Youths Key in Ending Violence against Women and Fighting Radicalism
Youths can play an important role in ending problems from violence against women to religious radicalization.
Mataram, NTB – Youths can play an important role in ending social problems in their communities, from violence against women, child marriage to religious radicalization. This was the topic discussed in one of the sessions during a youth conference organized by Oxfam on Jan. 15 in Mataram, the provincial capital of West Nusa Tenggara. The province ranks fifth in Indonesia on the prevalence of violence against women and children and has seen an increase in the spread of Islamic radicalism.
“According to data released by the Indonesian Child Protection Commission (KPAI), cases of violence against children reached 23,000 from 2012 to 2016. This is not a small number,” said Ruby Kholifah, the representative of Asian Muslim Action Network (AMAN) in Indonesia.
Child marriage is a form of violence against children, said Ruby, who was also one of BBC’s 100 women in 2014, a program to select 100 influential women across the world. Data from the Statistics Indonesia and UNICEF show that 340,000 girls under 18 years old are married every year.
Another speaker, Atun Wardatun, the Vice Chancellor of State Islamic University (UIN) Mataram, stressed the role of family in ending the cycle of violence.
“If parents teach children by hitting them, it will be internalized by their children. When they are married and have kids, they will do the same thing that their parents did. If this cycle of violence occurs, the violence culture will continue to thrive,” said Atun.
When addressing the problem of radicalism, women should be involved as well, as they also play a part in the radical movement.
“In Indonesia, women who emigrate and then commit jihad usually go with their family. The Social Ministry found that women and children are among 78 percent of the people who were returned to Indonesia either from Syria, Turkey or Iraq. Often they went because they were coerced by their husbands,” said Ruby.
“Women were also promised that if they went for jihad, she would be equal to or perhaps even higher in status than men,” she said.
We need to look at how girls and young women are targeted in the process of radicalization, she said.
“They are currently experiencing tremendous confusion because of too much propaganda on social media,” Ruby said.
Their campaigns range from child marriage or pressuring young people to rush into marriages, to wearing veil to cover their faces.

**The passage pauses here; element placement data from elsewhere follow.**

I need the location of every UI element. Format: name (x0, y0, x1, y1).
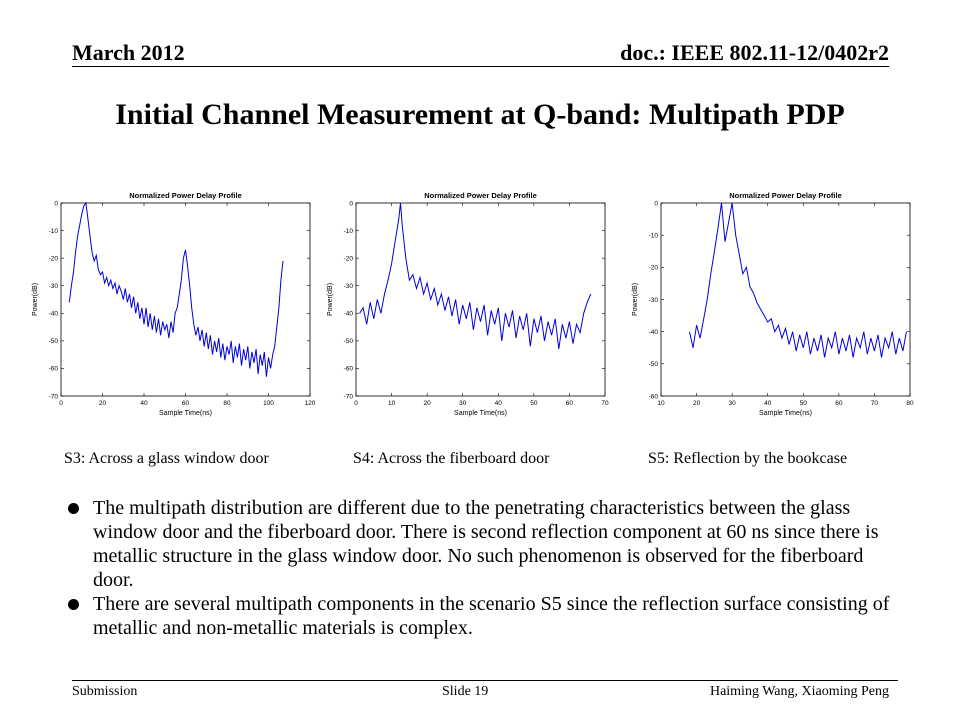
header-divider (72, 66, 889, 67)
y-tick-label: -40 (49, 311, 59, 318)
pdp-chart-s3: Normalized Power Delay Profile 0 20 40 60 80 1… (28, 185, 318, 420)
bullet-dot-icon (68, 503, 79, 514)
y-tick-label: -30 (344, 283, 354, 290)
y-tick-label: -10 (49, 228, 59, 235)
caption-s5: S5: Reflection by the bookcase (648, 450, 848, 467)
x-tick-label: 70 (601, 400, 609, 407)
caption-s3: S3: Across a glass window door (64, 450, 269, 467)
x-tick-label: 100 (263, 400, 274, 407)
bullet-item: There are several multipath components i… (68, 592, 898, 640)
x-axis-label: Sample Time(ns) (759, 410, 812, 417)
y-tick-label: -60 (49, 366, 59, 373)
y-axis-label: Power(dB) (32, 283, 39, 316)
pdp-chart-s4: Normalized Power Delay Profile 0 10 20 30 40 5… (323, 185, 613, 420)
footer-divider (72, 680, 898, 681)
x-tick-label: 120 (305, 400, 316, 407)
y-tick-label: -40 (344, 311, 354, 318)
y-tick-label: -10 (649, 232, 659, 239)
x-tick-label: 20 (99, 400, 107, 407)
y-tick-label: -20 (649, 265, 659, 272)
slide-title: Initial Channel Measurement at Q-band: M… (115, 98, 845, 131)
x-tick-label: 20 (424, 400, 432, 407)
x-tick-label: 50 (800, 400, 808, 407)
y-axis-label: Power(dB) (632, 283, 639, 316)
y-tick-label: -30 (649, 297, 659, 304)
plot-frame (60, 202, 311, 397)
y-tick-label: -40 (649, 329, 659, 336)
x-tick-label: 10 (388, 400, 396, 407)
y-tick-label: -30 (49, 283, 59, 290)
x-tick-label: 0 (354, 400, 358, 407)
footer-authors: Haiming Wang, Xiaoming Peng (709, 684, 889, 699)
x-tick-label: 20 (693, 400, 701, 407)
y-axis-label: Power(dB) (327, 283, 334, 316)
x-tick-label: 30 (459, 400, 467, 407)
x-tick-label: 80 (906, 400, 914, 407)
bullet-list: The multipath distribution are different… (68, 496, 898, 640)
series-line (359, 202, 592, 350)
pdp-chart-s5: Normalized Power Delay Profile 10 20 30 40 50… (628, 185, 918, 420)
x-tick-label: 40 (495, 400, 503, 407)
x-tick-label: 40 (140, 400, 148, 407)
plot-frame (355, 202, 606, 397)
chart-svg: Normalized Power Delay Profile 0 10 20 30 40 5… (327, 191, 609, 417)
x-tick-label: 0 (59, 400, 63, 407)
chart-title: Normalized Power Delay Profile (729, 191, 842, 200)
bullet-text: There are several multipath components i… (93, 593, 890, 639)
chart-title: Normalized Power Delay Profile (424, 191, 537, 200)
y-tick-label: -70 (49, 393, 59, 400)
x-tick-label: 70 (871, 400, 879, 407)
y-tick-label: -60 (344, 366, 354, 373)
x-tick-label: 40 (764, 400, 772, 407)
header-doc-id: doc.: IEEE 802.11-12/0402r2 (620, 40, 889, 65)
x-axis-label: Sample Time(ns) (454, 410, 507, 417)
plot-frame (660, 202, 911, 397)
footer-submission: Submission (72, 684, 138, 699)
series-line (689, 202, 907, 358)
y-tick-label: 0 (54, 200, 58, 207)
y-tick-label: -20 (344, 255, 354, 262)
x-tick-label: 80 (223, 400, 231, 407)
x-tick-label: 30 (729, 400, 737, 407)
y-tick-label: -50 (49, 338, 59, 345)
y-tick-label: -50 (649, 361, 659, 368)
bullet-text: The multipath distribution are different… (93, 497, 879, 591)
x-tick-label: 60 (835, 400, 843, 407)
footer-slide-number: Slide 19 (442, 684, 489, 699)
x-tick-label: 60 (566, 400, 574, 407)
y-tick-label: -10 (344, 228, 354, 235)
chart-svg: Normalized Power Delay Profile 10 20 30 40 50… (632, 191, 914, 417)
chart-title: Normalized Power Delay Profile (129, 191, 242, 200)
y-tick-label: -60 (649, 393, 659, 400)
x-tick-label: 50 (530, 400, 538, 407)
header-date: March 2012 (72, 40, 185, 65)
x-tick-label: 60 (182, 400, 190, 407)
chart-svg: Normalized Power Delay Profile 0 20 40 60 80 1… (32, 191, 316, 417)
y-tick-label: 0 (349, 200, 353, 207)
y-tick-label: -50 (344, 338, 354, 345)
caption-s4: S4: Across the fiberboard door (353, 450, 550, 467)
y-tick-label: -70 (344, 393, 354, 400)
x-tick-label: 10 (657, 400, 665, 407)
x-axis-label: Sample Time(ns) (159, 410, 212, 417)
y-tick-label: 0 (654, 200, 658, 207)
y-tick-label: -20 (49, 255, 59, 262)
bullet-item: The multipath distribution are different… (68, 496, 898, 592)
series-line (68, 201, 284, 377)
bullet-dot-icon (68, 599, 79, 610)
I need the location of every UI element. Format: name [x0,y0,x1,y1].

Though she did not equate wearing veils with radicalism, she argued that often it could be a gateway to joining hardline groups.
“There are movements that want to depict wearing veil as fashionable, sexy and cool, so girls want to be like that,” she said. This process of influencing the youth prime them for radicalization, even “prepping them to become martyrs,” she said.
The simplest way to start becoming agents of change is to start from ourselves and our immediate surrounding, suggested Ruby. Often violence occurs in front of our own eyes, whether physical, psychological or verbal, but we don’t realize it, so we don’t do anything about it.
“Young people should start from themselves to stop committing violence. We can start from home, and our communities,” she said.